Astronomers used to believe that stellar cannibalism — called as Tidal Disruptive Events (TDEs) — is a very rare cosmic event at a ratio of one for every 10,000 to 100,000. Surprisingly, it is not the case anymore.
Researchers have found that massive black holes eat stars as much as 100 times more often.
The new study, which was published in Nature: Astronomy on Feb. 27, discovered a star ripped apart by a black hole in a study composed of 15 galaxies. Astronomers consider the sample size of 15 as very small.
Collision Of Galaxies Increases TDEs
TDEs happen when a star is pulled apart by the black hole tidal forces. This occurs as the star makes a close approach to the black hole while in orbit.

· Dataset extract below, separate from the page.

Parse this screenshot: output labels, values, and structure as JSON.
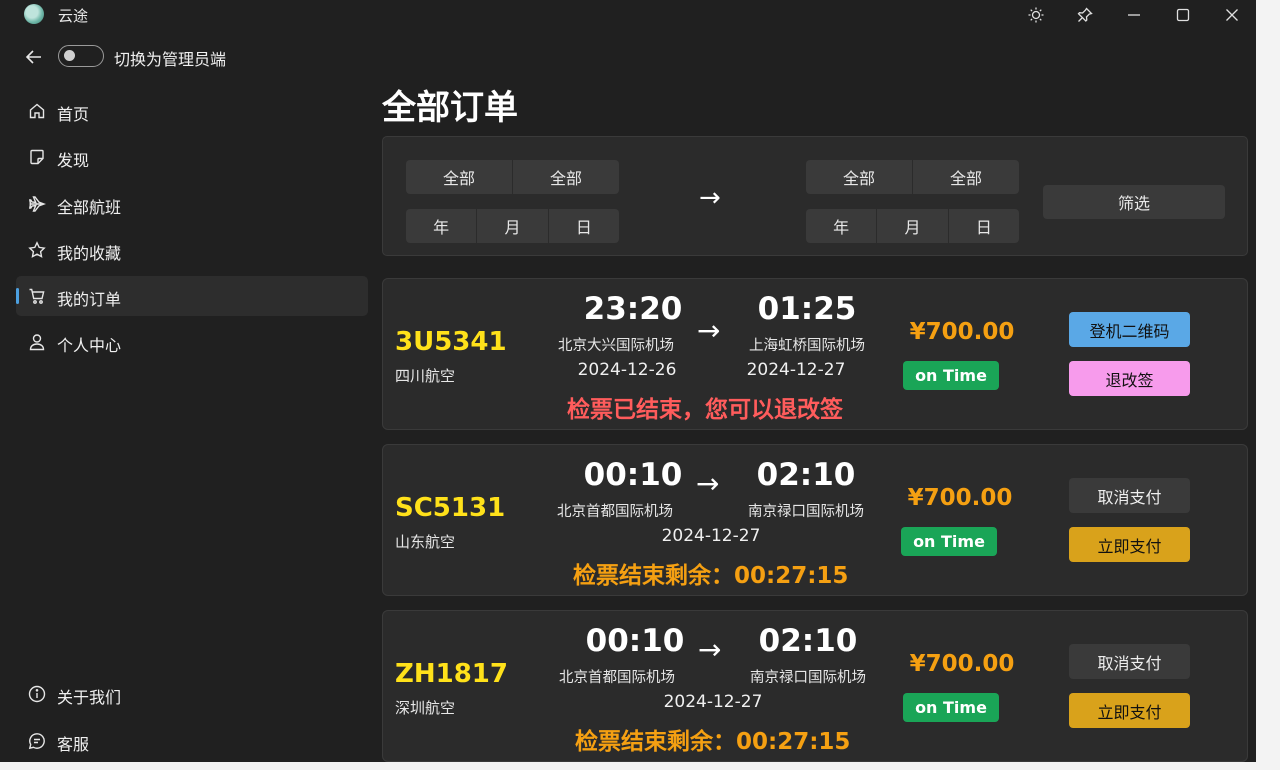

Each in the small sample of galaxies is experiencing a "cosmic collision" with a galaxy nearby, James Mullaney, Astronomy lecturer at University of Sheffield and study co-author, said.
The number of TDEs tremendously increases as galaxies collide or merge. This collision, in turn, likely leads to the formation of the large numbers of stars near the center of supermassive black holes of two galaxies as they merge.
Elusive Black Holes
Supermassive black holes are known to be hard to find. They are not visible in ordinary sense because their gravity is so strong that nothing, including light, can escape.

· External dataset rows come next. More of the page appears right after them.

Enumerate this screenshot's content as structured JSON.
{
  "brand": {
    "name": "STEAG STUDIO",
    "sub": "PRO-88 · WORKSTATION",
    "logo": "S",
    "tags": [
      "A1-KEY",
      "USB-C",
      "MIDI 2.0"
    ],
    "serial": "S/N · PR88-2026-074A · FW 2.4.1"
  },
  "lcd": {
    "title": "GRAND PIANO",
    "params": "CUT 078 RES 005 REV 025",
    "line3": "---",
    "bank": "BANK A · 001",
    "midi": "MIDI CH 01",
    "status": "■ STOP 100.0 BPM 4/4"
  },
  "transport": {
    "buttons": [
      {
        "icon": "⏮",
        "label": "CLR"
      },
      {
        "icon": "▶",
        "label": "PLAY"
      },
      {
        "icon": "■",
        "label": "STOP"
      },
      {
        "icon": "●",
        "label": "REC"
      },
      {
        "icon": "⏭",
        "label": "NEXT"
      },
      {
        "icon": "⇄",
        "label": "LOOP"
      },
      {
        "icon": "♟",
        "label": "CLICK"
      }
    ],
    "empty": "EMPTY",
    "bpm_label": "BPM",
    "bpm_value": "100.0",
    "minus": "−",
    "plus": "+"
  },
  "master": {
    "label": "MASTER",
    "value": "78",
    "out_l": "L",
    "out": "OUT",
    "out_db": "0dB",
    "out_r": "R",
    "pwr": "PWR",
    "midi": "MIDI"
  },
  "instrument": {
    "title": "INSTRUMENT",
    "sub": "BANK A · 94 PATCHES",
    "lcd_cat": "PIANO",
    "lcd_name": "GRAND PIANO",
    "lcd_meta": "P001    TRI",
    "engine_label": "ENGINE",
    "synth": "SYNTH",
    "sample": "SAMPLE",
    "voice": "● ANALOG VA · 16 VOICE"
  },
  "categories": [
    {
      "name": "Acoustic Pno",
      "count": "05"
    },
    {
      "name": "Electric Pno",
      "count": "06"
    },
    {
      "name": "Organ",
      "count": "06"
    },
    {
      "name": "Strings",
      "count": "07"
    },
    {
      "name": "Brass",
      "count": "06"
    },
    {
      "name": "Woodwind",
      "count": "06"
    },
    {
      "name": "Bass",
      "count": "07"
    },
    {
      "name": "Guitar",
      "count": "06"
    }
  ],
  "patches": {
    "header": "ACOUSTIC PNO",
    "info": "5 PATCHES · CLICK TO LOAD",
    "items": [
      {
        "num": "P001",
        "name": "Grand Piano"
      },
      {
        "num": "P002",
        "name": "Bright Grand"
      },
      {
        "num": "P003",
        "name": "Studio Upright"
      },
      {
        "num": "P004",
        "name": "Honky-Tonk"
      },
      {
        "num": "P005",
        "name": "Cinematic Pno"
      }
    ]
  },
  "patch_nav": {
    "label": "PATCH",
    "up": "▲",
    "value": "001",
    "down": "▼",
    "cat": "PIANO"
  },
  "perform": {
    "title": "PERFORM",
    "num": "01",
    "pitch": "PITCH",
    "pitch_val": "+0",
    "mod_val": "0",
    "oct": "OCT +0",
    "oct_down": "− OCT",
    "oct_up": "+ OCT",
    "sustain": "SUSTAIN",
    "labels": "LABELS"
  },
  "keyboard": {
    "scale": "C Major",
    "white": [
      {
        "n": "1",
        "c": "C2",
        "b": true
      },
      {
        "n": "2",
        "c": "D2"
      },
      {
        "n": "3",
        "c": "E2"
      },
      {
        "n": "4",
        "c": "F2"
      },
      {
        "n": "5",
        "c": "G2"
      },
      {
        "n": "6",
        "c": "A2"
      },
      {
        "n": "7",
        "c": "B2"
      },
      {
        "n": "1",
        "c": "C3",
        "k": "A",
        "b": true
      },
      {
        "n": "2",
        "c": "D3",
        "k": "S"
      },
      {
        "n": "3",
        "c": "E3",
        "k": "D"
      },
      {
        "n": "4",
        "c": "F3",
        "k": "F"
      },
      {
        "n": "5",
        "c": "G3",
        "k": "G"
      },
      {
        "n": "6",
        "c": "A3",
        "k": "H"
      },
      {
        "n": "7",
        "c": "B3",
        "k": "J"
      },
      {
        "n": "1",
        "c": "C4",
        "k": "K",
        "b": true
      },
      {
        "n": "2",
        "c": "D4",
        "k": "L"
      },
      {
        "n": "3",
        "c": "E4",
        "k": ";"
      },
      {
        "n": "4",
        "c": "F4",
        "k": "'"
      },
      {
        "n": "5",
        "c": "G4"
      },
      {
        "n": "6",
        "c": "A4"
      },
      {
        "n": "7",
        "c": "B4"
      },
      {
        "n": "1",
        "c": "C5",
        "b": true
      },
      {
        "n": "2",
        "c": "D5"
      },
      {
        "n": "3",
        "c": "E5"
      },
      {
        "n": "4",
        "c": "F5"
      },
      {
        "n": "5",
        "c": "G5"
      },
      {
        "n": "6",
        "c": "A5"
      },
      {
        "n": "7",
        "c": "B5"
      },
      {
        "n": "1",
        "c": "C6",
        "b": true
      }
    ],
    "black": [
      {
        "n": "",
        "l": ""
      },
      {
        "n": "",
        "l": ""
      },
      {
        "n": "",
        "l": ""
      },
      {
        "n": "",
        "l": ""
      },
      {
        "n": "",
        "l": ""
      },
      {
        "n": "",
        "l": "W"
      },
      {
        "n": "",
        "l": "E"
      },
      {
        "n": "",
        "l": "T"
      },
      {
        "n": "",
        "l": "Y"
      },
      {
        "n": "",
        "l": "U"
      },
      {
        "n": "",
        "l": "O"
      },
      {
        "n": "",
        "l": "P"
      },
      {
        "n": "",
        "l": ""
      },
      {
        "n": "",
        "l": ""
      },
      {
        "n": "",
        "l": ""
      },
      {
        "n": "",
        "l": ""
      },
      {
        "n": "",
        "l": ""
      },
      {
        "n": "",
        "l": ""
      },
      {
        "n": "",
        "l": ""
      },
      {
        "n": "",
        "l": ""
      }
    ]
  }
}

These supermassive black holes become only observable when the stars it ripped apart released energy in a form of flares. The nuclei of these galaxies will shine just like any other stars in the galaxy.
TDEs are useful for scientists to locate invisible black holes and study their strong gravity and how matter is being disposed of.
The researchers "first observed the colliding galaxies in the sample in 2005".
"However, when we observed the sample again in 2015, we noticed that one galaxy - F01004-2237 - appeared strikingly different," Rob Spence, University of Sheffield PhD student and co-author of the study, said.
With the aid of a celestial survey, it was found out that the luminosity of F01004-2237 had increased in 2010.
The observed change of the brightness of the galaxy was a typical characterization of TDEs.
TEDs More Common As Milky Way And Andromeda Merge
The information generated from F01004-2237 during TDEs points to a possibility of more similar cosmic events will happen in the Milky Way galaxy by the time it will eventually merge with Andromeda galaxy 5 billion years from now.
Clive Tadhunter, astrophysics professor and leader of the study, said flares due to TDEs will become more frequent, approximately at a ratio of one in every 10 to100 years, as the two galaxies will merge.